There is immediately a nice side-effect: the database runs smoothly! Analysts work from a NAS, reading normal files, instead of querying the database server. Without interruptions from business queries, the IT group has more time to think: they organize the data better, and focuses on its core responsabilities.
Quickly, you will realize that most users need the same KPI that you send directly into the data lake. As anatella scripts tend to appear everywhere, a new unit emerges to take control of the key processes. IT usually takes control of all accesses to the DB , cleans up and organizes the main data lakes. Users are trained to work with anatella in a “invent on your desktop, deploy on the server” kind of approach. Processes are shared.
Dashboards start to pop up
ETLs take a life of their own and become very dynamic. Departments add new processes and generate their own “datamarts”. And all of a sudden, you will see that this data is EXACTLY what dashboards need to show. Except that there will be no extra ETL needed: all you’ll need to do is add an extra “export” box at the end of you existing ETL, and your BI tool will receive, in real time, all the data it needs. As many departments typically have already started to play around, you decide to implement Qlik, Tableau, PowerBI, Kibella, or other (anatella has native connectors for all of them). BI Tools provide new ways of doing analytics, more visual, more standardized, and this give the organization a much broader analytics capability.
Predictive Analytics popped up, too.
While doing this process, in some departments, analysts will already have started to use the data in algorithms for auditing or predictive needs. Note that nobody had to wait for dashboards to be there. The only requirement was a trustworthy source of information, and the promise not to interrupt operations.

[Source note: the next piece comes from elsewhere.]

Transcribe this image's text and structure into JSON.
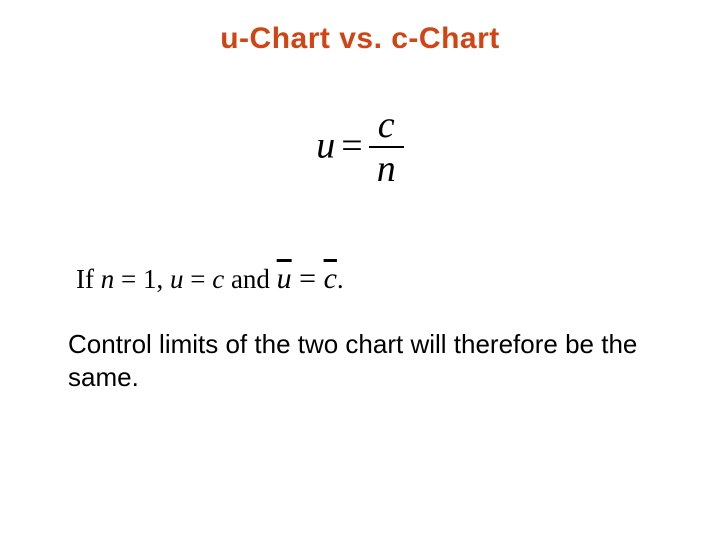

After a few iterations, they put those models into production, and they run automatically as soon as the data lake is updated. And it will already send its results to the database that feeds information to your BI tools. Predictive Analytics datalakes are completely different animals, but business stakeholders quickly realize they too can use them to specify filters and target and get insights on the drivers of specific business situations. Predictive analytics now fulfills different needs: the traditional marketing automation, demand planning, financial planning and risk management, but also as a customer insight and anomaly insight exploration system.
The Move to Self Service
At the moment you adopted anatella, you had self service analytics for some power users. As you grow in maturity, you empower more business analysts to play with the data. As they no longer even touch the production database, there can be no negative impacts on systems, and they quickly realize they have similar needs as their colleagues in other departments. They develop processes that become nodes, shared on a central platform. As they pose no threat to the data integrity, and there is no variable cost associated with the use of information, the organization wants data scientists to dig into the data as much as they can.
And one day, you find yourself in a board of directors meeting and the CFO and CMO pop up TIMi Modeler to run a quick predictive analysis using the absolute latest data to make a decision… and you realize you are way above where you expected to be today. This is the magic of being a data driven organization!